MA is not the only way Medicare is being privatized. As I have written before ("Private Equity": Profiteers in nursing homes, Medicare Advantage, DCEs, and all of healthcare, Sept 16, 2022; Direct Contracting Entities: Scamming Medicare and you and bad for your health!, Feb 7, 2022), the Center for Medicare and Medicaid Services Innovation Center (CMMI) implemented Direct-Contracting Entities (DCE), which was renamed REACH as of January 2023 (without any other significant change). REACH has allowed the creation of mostly investor-owned companies that contract with primary care practices (often already owned by corporations, not owned by the doctors) and voilà , all of those doctors' patients are in their REACH group, which then gets the money that Medicare would have paid for you. What is really tricky is that, unlike MA, you didn’t have to choose it; they choose for you by contracting with the group (often corporate) that owns your primary care practice! And your doctor may not even know that s/he is in one! You can only get out if you can find another doctor who is not in one – particularly difficult in rural or urban underserved areas where even finding a doctor is hard. Not to mention that REACH is even more lucrative than MA, as it allows the private company to keep 40% of its take as profit and overhead, spending only 60% on patient care!

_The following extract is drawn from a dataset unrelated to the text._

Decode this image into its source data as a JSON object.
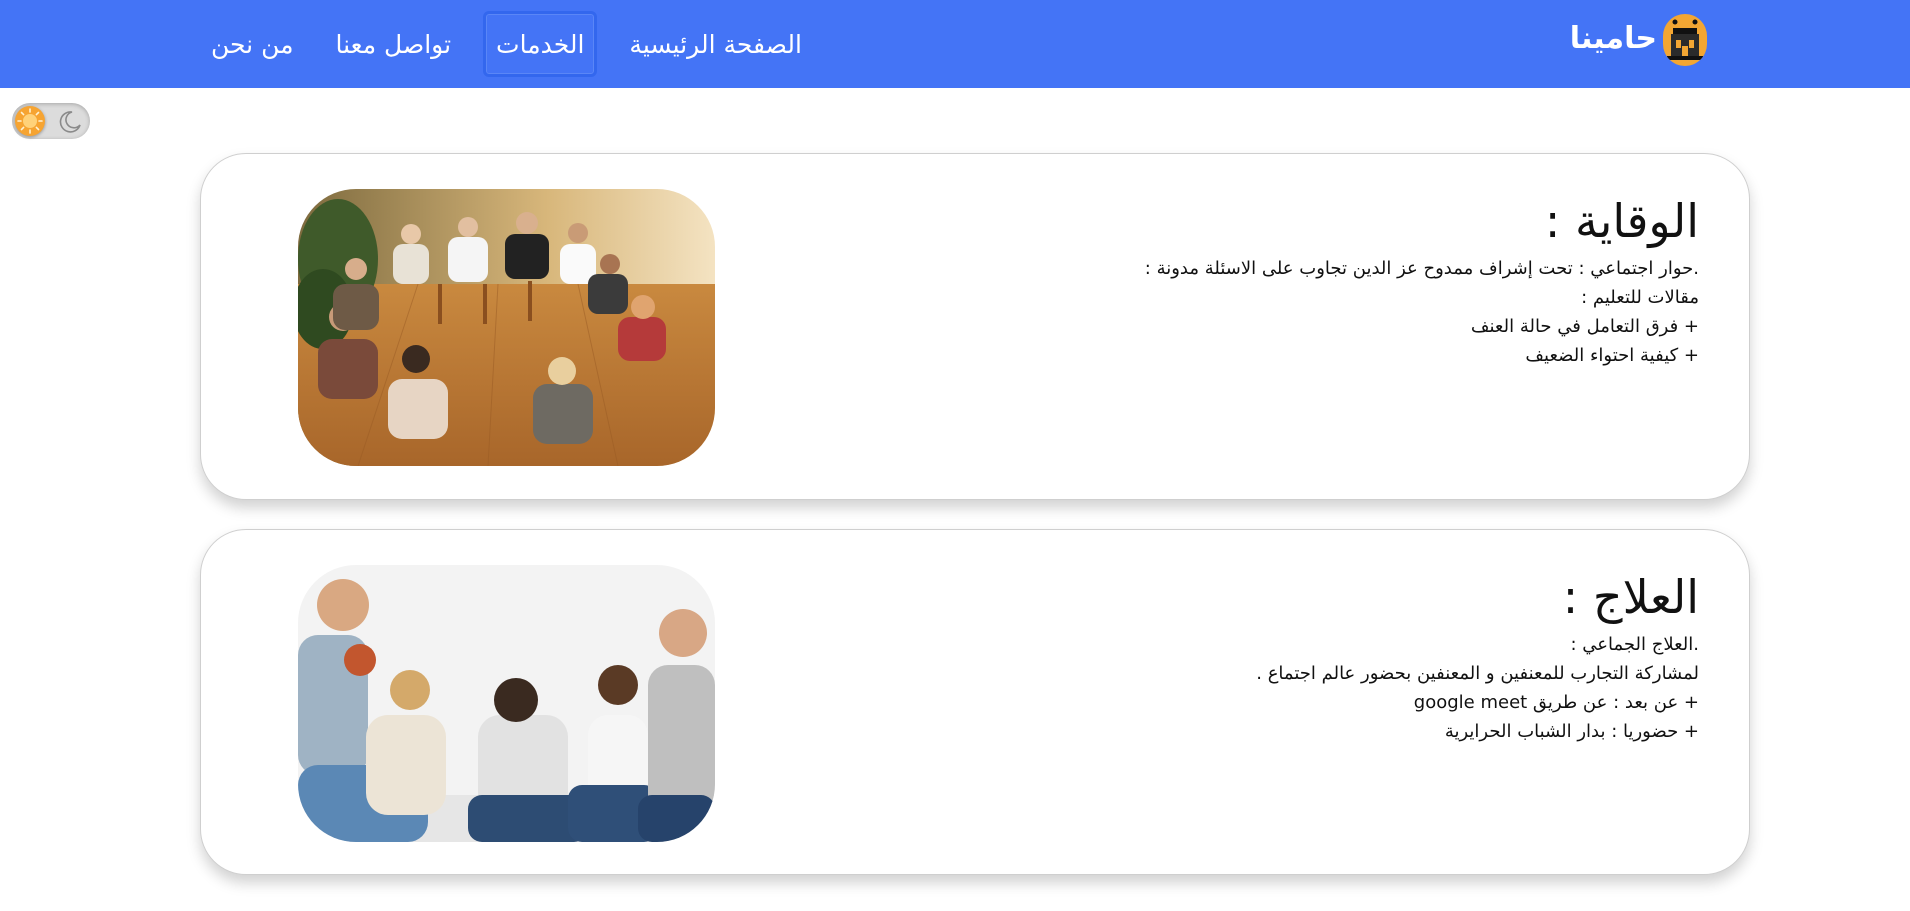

The effort to privatize Medicare is absolutely the wrong way to go. The way to go is to keep the structure of Traditional Medicare, where anyone can use any doctor or hospital, where there is no profit taken out, and overhead is about 2%. And then increasing its benefits so that it covers 100% (not 80%) of approved charges so people don’t have to get a Supplement Plan, as well as cover dental, vision, hearing, etc. This is affordable, since it could be funded by money now used to generate huge profits for private investors, but could actually be used to improve our healthcare. While we still need to address access in terms of geography and specialty distribution, eliminating the profit motive will make major steps toward access and improved quality.
Then we can have Healthcare for All.